INDUSTRY

The Republicans’ dumb ‘no bailout’ pledge

 

 

One of the dumber ideas making the rounds of the Republican campaign for president is the “no bailouts” pledge that GOP candidates are being asked to endorse. Along the lines of the “no tax” pledge made famous by Grover Norquist, the self-proclaimed enforcer of electoral pain to any Republican violator, the concept of this latest pledge presumes that bailouts—like taxes—inflict more economic harm than good.

This is debatable, but first two broader points: 1) in times of crisis–economic or otherwise–savvy politicians always keep their options open, and 2) taxpayers elect politicians to protect their interests. Which helps explain why Republican presidents Richard Nixon, Gerald Ford, Ronald Reagan and George H.W. Bush (also Democrat Jimmy Carter) backed bailouts of everything from banks, defense contractors, automakers, the housing industry and airlines long before the economic meltdown of a decade ago caused the second President Bush and Barack Obama to bail many of them out again.

Each of these five Republican and two Democratic presidents understood that preventing further economic disruption, including massive job losses, transcended today’s Republican insistence that politicians must adhere to rigid political dogma and do nothing.

Ronald Reagan’s son Michael today acknowledges that his dad—who signed off on multiple tax hikes during his presidency —couldn’t win the Republican nomination today for president. It was the Gipper himself who said, in his first Inaugural address “How can we love our country and not love our countrymen; and loving them, reach out a hand when they fall, heal them when they’re sick, and provide opportunity to make them self-sufficient so they will be equal in fact and not just in theory?”

Make people equal? Reagan almost sounds like a socialist.

I’ll go back even further in time and say that even Abraham Lincoln might be drummed out of today’s GOP. Abe had the nerve to say that Republicans “are for both the man and the dollar; but in cases of conflict, the man before the dollar.”

Can you imagine any Republican daring to echo these words of Lincoln or Reagan today?

Words and dogma aside, Republican inflexibility on bailouts (and taxes) is also obtuse for two economic reasons. First: Why box yourself in policy-wise, when you don’t know what the next crisis will be like, or when it will occur? Few anticipated the subprime crisis of a decade ago, or the terror attacks of 9/11 that hurt the airlines. No one saw the accounting scandals (Worldcom, Enron), the meltdown of Long Term Capital Management in 1998, the 1989 savings and loan crisis, Continental Illinois five years before that, and on and on. They were all different. In the face of such uncertainty, saying ahead of time what you won’t do is just plain dumb. It’s like a surgeon announcing ahead of time that he won’t administer any blood transfusions to a patient who’s bleeding from an accident.

Republicans think the world is binary: Things are either good or bad. In the real world, things are a tad more complex. And if you look at government intervention by past Republican presidents—again, all the way back to Nixon—the results from past bailouts have been better than the current, simplistic thinking implies.

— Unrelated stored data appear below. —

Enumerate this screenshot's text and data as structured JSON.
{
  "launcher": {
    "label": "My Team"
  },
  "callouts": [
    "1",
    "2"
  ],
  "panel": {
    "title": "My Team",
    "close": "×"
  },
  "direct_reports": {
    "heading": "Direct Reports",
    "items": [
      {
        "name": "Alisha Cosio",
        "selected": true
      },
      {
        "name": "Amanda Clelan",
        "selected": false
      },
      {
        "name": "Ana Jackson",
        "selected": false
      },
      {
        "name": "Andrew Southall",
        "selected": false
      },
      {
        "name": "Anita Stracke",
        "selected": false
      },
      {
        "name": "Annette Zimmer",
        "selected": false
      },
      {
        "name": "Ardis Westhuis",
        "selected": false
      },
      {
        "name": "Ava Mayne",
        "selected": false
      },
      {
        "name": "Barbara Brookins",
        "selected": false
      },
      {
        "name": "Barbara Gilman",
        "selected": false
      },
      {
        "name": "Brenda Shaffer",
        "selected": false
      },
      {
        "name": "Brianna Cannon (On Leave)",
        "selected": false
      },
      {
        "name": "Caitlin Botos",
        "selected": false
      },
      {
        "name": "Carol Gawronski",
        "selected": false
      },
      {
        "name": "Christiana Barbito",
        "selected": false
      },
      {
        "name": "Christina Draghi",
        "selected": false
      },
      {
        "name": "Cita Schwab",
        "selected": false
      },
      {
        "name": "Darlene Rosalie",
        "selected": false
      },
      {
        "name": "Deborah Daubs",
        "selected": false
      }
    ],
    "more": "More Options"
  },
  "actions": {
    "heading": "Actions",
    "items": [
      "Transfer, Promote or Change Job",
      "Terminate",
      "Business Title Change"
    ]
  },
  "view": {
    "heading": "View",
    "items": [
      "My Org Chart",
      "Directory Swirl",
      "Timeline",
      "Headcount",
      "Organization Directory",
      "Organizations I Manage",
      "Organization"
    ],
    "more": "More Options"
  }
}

The second reason is this: since the past has shown that it’s impossible to predict when or in what form the next financial crisis will erupt—and there will surely be one—why take one remedy off the table when there are so few others at your disposal?

Here’s the question for Bush, Cruz, Rubio, Walker, et al.: Instead of saying what you won’t do, what will you do? If we had another meltdown and bailouts are out, what’s left? How would you stimulate the economy? Bailouts are out, OK. But we can’t cut rates—the Fed Funds rate has been near zero since December 2008. Stimulus spending? That’s out as well.

This suggests that rather than do what every Republican president of the past 40 years has done—minimize pain to the citizenry (i.e. voters)—they’d let the market take its course, and let the chips fall where they may. The presumption that the Bush bailouts (Fannie/Freddie in August 2008, TARP in October 2008 and the beginning of the auto bailouts in December 2008) or the Obama stimulus (February 2009) made things worse than letting the economy crater is just ivory tower rubbish. It may sound good in a quick soundbite to TV viewers, but in the real world, it’s just plain dumb.

There was one Republican president who, in the face of an economic meltdown, thought that keeping the government largely on the sidelines was the way to go. That stubbornness didn’t work out too well for Herbert Hoover—or the economy. Four years after the stock market crash of October 1929, one in four Americans were out of work, millions list their homes, and living standards plunged.

A little flexibility and willingness to deviate from stubborn dogma might have helped. Instead, Hoover thought it best to let market conditions run their course. The only thing that was run was Hoover himself—out of office the first chance voters got. Much to the chagrin of Republicans, the next five presidential elections would be won by Democrats.

Republicans have already lost the popular vote in five of the last six presidential elections. Their stubborn, inflexible talk, ignorance of history—including that of prior GOP presidents—could soon make it six out of seven.